Wives are not owned.
Dreams have no gender.
The single point agenda in the movie is “You cannot slap a woman, expect her to ignore it & move on. Not even if it’s for the first time”
Misdirected anger of an otherwise “normal good guy” husband leads to a slap on his wife’s face in full public view. The reaction of that slap on the protagonist & all the onlookers forms the rest of the film. She takes time to wrap her head around the incident: the first shock, the withdrawal, and then the gradual loss of self-respect till she sees all that she has chosen to ignore all along clearly & can’t stand it anymore.
Writers Anubhav Sinha and Mrunmayee Lagoo Waikul do well in turning a solitary slap into larger exploration of male entitlement. They weave a dexterous but concise narrative that, even while focusing on one woman’s life, turns it into the story about every woman. And every man. All of it centred well in a lovely early sequence of women across age groups and societal divides, riding away in to the night in cars and bicycles, all with their own stories of patriarchal infringment on the one hand and a soother like orange lolly on the other.

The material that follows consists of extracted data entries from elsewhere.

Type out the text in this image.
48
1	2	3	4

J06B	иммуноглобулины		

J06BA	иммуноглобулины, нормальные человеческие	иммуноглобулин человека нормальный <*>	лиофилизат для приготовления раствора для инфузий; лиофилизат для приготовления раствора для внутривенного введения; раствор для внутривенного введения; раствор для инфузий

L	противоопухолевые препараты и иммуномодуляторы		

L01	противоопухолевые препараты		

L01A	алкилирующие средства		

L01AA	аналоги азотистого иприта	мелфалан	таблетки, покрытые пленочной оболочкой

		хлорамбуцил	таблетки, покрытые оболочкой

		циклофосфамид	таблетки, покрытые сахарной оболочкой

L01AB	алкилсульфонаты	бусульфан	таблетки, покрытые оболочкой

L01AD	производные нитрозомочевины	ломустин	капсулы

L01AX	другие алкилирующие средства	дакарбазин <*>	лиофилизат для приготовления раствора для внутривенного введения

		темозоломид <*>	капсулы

That it has taken us until 2020 to make a mature film like this is a slap on our society’s face. In the guise of “sabhyata”, “maryada”, “bardasht karna” this lesson is passed down from one generation to another.

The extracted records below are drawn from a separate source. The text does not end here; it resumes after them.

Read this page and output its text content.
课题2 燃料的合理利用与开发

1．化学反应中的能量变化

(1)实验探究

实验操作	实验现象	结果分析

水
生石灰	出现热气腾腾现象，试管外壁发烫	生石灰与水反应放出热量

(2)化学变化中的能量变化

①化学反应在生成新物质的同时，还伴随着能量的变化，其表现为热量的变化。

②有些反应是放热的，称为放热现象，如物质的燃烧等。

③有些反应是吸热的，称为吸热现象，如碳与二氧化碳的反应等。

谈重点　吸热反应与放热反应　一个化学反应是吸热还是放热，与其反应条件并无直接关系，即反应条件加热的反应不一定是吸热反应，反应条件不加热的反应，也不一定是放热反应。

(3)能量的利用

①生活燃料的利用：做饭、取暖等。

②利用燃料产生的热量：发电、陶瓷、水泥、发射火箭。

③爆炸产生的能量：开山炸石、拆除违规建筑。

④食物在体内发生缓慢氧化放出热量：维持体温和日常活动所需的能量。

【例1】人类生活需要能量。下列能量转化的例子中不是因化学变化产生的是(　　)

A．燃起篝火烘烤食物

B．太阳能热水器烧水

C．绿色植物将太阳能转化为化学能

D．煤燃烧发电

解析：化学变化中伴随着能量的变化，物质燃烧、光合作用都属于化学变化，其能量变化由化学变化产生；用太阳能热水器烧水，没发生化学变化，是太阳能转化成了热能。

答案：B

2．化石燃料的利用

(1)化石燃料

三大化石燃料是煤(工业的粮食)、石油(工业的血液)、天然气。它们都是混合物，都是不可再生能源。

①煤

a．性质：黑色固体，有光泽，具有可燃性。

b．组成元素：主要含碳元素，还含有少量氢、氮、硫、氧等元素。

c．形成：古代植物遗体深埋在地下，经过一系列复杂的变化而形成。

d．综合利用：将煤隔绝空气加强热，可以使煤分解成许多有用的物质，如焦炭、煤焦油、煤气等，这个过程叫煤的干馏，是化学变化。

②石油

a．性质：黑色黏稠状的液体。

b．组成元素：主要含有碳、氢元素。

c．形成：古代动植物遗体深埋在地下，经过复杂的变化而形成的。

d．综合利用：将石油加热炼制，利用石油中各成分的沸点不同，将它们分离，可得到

Nothing is above self-respect is not a lesson many parents teach a girl child in India.
Nor is the concept of respecting women drilled enough into male, entitled heads.
It's a deep-rooted discrimination transcending class barrier, where the grandest homes can feel unprivileged in the absence of dignity and a man driving a Mercedes is not too different from the cycle riding wife beater of their house help.

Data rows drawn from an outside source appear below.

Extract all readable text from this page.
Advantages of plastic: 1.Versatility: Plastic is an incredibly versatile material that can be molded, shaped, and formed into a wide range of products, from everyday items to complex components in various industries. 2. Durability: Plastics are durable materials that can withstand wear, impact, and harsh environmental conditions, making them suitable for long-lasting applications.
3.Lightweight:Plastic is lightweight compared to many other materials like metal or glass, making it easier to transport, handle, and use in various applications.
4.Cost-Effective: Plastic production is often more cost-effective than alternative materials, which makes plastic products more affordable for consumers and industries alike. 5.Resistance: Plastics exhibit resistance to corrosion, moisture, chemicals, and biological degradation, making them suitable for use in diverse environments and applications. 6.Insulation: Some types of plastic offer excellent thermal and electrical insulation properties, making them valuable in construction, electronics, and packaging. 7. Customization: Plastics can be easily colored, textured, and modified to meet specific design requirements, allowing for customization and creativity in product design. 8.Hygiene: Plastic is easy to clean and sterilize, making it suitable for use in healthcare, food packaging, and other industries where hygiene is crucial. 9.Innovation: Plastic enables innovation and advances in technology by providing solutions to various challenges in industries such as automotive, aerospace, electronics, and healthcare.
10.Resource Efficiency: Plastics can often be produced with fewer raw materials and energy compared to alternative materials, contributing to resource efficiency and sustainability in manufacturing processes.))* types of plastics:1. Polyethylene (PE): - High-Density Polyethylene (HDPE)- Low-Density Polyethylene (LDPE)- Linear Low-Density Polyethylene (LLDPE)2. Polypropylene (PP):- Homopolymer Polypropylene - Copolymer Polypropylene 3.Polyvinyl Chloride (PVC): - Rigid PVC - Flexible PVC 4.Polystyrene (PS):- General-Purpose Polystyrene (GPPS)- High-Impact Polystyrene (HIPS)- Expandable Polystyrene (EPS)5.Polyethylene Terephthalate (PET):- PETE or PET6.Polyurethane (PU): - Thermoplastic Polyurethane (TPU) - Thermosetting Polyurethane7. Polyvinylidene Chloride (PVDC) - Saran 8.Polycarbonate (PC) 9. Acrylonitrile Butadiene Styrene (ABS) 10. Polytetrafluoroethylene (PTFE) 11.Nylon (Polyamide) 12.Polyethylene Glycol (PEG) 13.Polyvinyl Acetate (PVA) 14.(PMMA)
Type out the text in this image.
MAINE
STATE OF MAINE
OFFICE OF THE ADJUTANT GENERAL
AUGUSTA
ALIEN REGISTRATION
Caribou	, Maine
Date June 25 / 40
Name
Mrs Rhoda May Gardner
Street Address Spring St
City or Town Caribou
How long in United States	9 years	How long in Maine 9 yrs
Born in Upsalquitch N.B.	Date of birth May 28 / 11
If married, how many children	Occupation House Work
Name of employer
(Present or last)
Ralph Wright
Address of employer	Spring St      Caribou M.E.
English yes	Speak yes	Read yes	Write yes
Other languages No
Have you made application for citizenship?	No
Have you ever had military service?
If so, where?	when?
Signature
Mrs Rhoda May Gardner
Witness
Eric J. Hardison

What is real in the film is the question the protagonist constantly asks “am I doing right?” Years of being conditioned & led to believe that as a woman you find happiness in others happiness & the expectation that despite a slap in full public view the “wife” will move on weighs on her.
At various points in the film the audience sat there watching this unfold or the other sub characters in this narrative will question “is one slap worth it? Do you really have to go through all this upheaval? Shit does happen & people move on don’t they?” But the protagonist has her reasons & therein lies the soul search everyone will do as they watch this film.
That’s a guarantee.
Every dialogue in the narrative is just perfect & loaded; but sans pontificating melodrama. Watch out for the exchange between Taapsee & Tanvi who plays the mother-in-law at the end of the movie or between the lawyers Maya Sarao & Ram Kapoor & their clients or between Ratna Pathak Shah & Kumud Mishra the parents. Patriarchy, misogyny, entitlement, ownership is steeped in our DNA & we sadly don’t even recognize it anymore. It is hidden under the guise of love, care, respect, duty, jokes,....& worse is passed on along with genes to the next generation. And, contrary to popular belief, it’s not a male bashing parade. It’s women questioning the complicit role they play “happily” in the guise of keeping the family together. It’s as much about letting entitled behavior go unchecked as it is about male entitlement. It’s that thin line between compromise & self respect/personal happiness that is often never drawn hence technically never transgressed & peace is made in the name of “keeping family together”.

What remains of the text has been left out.